Pantau - Menteri Koordinator Bidang Perekonomian Airlangga Hartarto menyatakan kebijakan ekspor listrik bersih dari Indonesia ke Singapura belum dapat direalisasikan pada tahun 2026 karena pembangunan infrastruktur transmisi masih membutuhkan waktu hingga 1,5 tahun.

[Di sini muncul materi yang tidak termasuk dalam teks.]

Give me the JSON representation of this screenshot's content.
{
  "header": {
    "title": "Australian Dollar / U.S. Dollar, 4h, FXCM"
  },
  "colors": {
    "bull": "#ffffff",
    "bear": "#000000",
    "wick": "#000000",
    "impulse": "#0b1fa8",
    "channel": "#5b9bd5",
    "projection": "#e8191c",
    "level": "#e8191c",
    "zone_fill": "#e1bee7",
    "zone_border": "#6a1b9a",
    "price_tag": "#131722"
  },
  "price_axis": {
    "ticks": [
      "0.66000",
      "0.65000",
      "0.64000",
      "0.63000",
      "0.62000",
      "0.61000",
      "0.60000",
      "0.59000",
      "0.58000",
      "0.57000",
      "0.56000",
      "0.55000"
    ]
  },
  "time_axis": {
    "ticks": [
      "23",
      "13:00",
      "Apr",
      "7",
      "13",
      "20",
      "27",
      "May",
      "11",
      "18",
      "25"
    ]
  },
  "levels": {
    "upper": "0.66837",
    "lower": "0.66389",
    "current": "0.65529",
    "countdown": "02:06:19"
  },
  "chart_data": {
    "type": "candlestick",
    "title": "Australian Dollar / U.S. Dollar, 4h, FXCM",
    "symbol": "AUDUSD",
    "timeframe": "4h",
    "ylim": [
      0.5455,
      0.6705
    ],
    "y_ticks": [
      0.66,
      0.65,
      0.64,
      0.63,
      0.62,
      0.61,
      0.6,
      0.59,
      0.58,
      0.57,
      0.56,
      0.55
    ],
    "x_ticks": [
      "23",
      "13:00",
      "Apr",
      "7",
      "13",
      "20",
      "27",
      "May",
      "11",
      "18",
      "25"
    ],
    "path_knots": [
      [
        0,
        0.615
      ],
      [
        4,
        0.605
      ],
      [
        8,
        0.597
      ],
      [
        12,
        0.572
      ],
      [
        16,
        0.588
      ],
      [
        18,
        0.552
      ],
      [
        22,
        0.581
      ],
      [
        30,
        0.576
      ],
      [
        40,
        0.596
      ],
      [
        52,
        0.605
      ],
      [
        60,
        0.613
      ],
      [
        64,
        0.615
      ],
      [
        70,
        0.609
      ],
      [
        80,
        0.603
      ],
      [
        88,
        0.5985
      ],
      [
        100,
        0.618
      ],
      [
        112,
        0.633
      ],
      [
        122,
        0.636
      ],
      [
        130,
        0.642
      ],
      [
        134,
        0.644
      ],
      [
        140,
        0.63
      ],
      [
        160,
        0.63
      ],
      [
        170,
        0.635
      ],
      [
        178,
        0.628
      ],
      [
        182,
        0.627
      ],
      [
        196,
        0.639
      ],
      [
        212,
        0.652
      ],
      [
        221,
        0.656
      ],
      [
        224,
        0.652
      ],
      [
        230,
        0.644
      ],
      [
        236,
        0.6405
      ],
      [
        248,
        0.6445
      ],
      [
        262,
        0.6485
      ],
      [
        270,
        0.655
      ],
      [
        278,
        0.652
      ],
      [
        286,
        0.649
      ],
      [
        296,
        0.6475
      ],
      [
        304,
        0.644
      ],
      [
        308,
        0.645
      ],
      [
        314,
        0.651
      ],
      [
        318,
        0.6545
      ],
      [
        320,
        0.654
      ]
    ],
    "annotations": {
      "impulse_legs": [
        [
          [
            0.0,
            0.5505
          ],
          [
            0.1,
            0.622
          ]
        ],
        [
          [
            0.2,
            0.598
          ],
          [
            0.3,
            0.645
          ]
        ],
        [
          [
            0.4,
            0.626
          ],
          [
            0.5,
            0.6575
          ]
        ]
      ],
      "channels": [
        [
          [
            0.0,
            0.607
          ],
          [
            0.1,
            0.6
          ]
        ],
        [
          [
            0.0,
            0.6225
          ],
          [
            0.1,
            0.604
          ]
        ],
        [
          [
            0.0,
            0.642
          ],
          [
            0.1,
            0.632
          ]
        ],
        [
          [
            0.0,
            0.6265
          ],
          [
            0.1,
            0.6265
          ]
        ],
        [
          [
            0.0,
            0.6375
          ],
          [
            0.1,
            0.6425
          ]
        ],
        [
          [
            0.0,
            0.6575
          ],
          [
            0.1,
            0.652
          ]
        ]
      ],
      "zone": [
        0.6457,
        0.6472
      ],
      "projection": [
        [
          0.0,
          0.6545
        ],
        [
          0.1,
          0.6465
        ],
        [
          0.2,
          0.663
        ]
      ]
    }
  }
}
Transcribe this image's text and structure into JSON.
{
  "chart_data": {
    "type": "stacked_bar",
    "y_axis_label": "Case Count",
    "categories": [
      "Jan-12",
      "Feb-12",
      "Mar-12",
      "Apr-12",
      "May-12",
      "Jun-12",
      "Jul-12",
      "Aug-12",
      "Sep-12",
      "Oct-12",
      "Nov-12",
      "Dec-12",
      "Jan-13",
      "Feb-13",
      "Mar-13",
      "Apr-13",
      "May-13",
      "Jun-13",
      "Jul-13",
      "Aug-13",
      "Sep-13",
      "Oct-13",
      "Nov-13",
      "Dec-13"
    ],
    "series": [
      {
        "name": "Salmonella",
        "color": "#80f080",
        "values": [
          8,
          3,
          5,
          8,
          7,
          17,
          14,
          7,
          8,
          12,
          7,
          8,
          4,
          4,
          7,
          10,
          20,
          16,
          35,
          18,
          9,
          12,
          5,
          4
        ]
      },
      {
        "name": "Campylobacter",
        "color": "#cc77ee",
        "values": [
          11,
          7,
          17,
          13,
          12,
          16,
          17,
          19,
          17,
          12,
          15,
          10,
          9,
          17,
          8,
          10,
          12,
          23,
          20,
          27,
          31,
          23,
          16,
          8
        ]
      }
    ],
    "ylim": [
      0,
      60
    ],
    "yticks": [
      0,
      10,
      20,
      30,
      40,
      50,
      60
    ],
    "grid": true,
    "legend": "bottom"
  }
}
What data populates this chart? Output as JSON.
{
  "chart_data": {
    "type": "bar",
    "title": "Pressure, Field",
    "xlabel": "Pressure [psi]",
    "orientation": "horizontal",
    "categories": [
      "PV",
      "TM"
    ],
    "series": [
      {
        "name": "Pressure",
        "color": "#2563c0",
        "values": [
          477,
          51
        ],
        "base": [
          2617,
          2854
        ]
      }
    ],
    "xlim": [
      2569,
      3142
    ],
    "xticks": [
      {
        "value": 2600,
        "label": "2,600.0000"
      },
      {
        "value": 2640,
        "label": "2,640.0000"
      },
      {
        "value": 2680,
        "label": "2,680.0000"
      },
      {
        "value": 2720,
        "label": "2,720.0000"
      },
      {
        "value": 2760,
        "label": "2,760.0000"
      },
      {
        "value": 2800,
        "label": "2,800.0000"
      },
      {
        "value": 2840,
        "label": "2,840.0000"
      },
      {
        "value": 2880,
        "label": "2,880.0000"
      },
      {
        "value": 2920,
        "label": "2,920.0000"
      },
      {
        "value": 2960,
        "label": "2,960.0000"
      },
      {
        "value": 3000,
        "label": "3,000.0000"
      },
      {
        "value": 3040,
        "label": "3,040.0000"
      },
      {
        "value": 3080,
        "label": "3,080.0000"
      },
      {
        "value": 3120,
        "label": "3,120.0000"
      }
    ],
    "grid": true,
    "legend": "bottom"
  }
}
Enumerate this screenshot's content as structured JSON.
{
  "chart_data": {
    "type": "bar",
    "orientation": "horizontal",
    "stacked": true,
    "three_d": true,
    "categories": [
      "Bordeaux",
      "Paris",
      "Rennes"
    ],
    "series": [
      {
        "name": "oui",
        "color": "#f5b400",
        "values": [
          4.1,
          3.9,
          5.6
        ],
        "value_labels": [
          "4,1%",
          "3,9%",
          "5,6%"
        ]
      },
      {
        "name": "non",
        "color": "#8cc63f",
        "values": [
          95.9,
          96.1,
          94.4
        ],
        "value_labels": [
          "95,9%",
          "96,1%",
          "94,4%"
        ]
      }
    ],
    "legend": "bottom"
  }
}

Airlangga mengatakan implementasi ekspor listrik bersih belum memungkinkan dilakukan tahun ini mengingat proses pembangunan fasilitas pendukung masih berlangsung.
“Tidak (bisa terlaksana tahun ini). Membangun fasilitas transmisi listrik setidaknya membutuhkan waktu 1 - 1,5 tahun untuk diimplementasikan,” ujarnya dalam konferensi pers di Jakarta, Selasa.
Pemerintah Masih Evaluasi Aspek Teknis
Airlangga menjelaskan pemerintah saat ini masih melakukan evaluasi teknis bersama Menteri Energi dan Sumber Daya Mineral (ESDM) Bahlil Lahadalia terkait pelaksanaan ekspor listrik bersih tersebut.
Menurutnya, pembahasan teknis diperlukan untuk memastikan implementasi kerja sama berjalan sesuai rencana yang telah disepakati kedua negara.
“Saya pikir untuk hal ini kami masih mengevaluasi aspek teknisnya dengan Menteri ESDM. Harapannya saat pertemuan pemimpin nanti kita bisa memfinalisasi implementasi dari MoU yang sudah ditandatangani tahun lalu,” katanya.
Kesepakatan Capai Kapasitas 3,4 Gigawatt
Sebelumnya, Menteri ESDM Bahlil Lahadalia telah menandatangani nota kesepahaman atau MoU ekspor listrik bersih ke Singapura dengan kapasitas mencapai 3,4 gigawatt hingga tahun 2035.
Kesepakatan tersebut tercapai setelah melalui proses negosiasi yang panjang karena Indonesia menginginkan manfaat timbal balik dari kerja sama tersebut.
Bahlil menegaskan Indonesia tidak hanya mengekspor listrik bersih, tetapi juga memperoleh keuntungan melalui pembangunan kawasan industri berkelanjutan bersama Singapura di Batam, Bintan, dan Karimun.
“Saya katakan bahwa hubungan kerja sama harus dilakukan dengan prinsip saling menguntungkan. Kami mengirim listrik ke Singapura, dan dari hasil negosiasi, Singapura bersama Indonesia akan membangun kawasan industri bersama,” ungkap Bahlil.
Kerja sama tersebut menjadi bagian dari upaya pengembangan energi hijau sekaligus mendorong investasi dan pertumbuhan kawasan industri di Kepulauan Riau.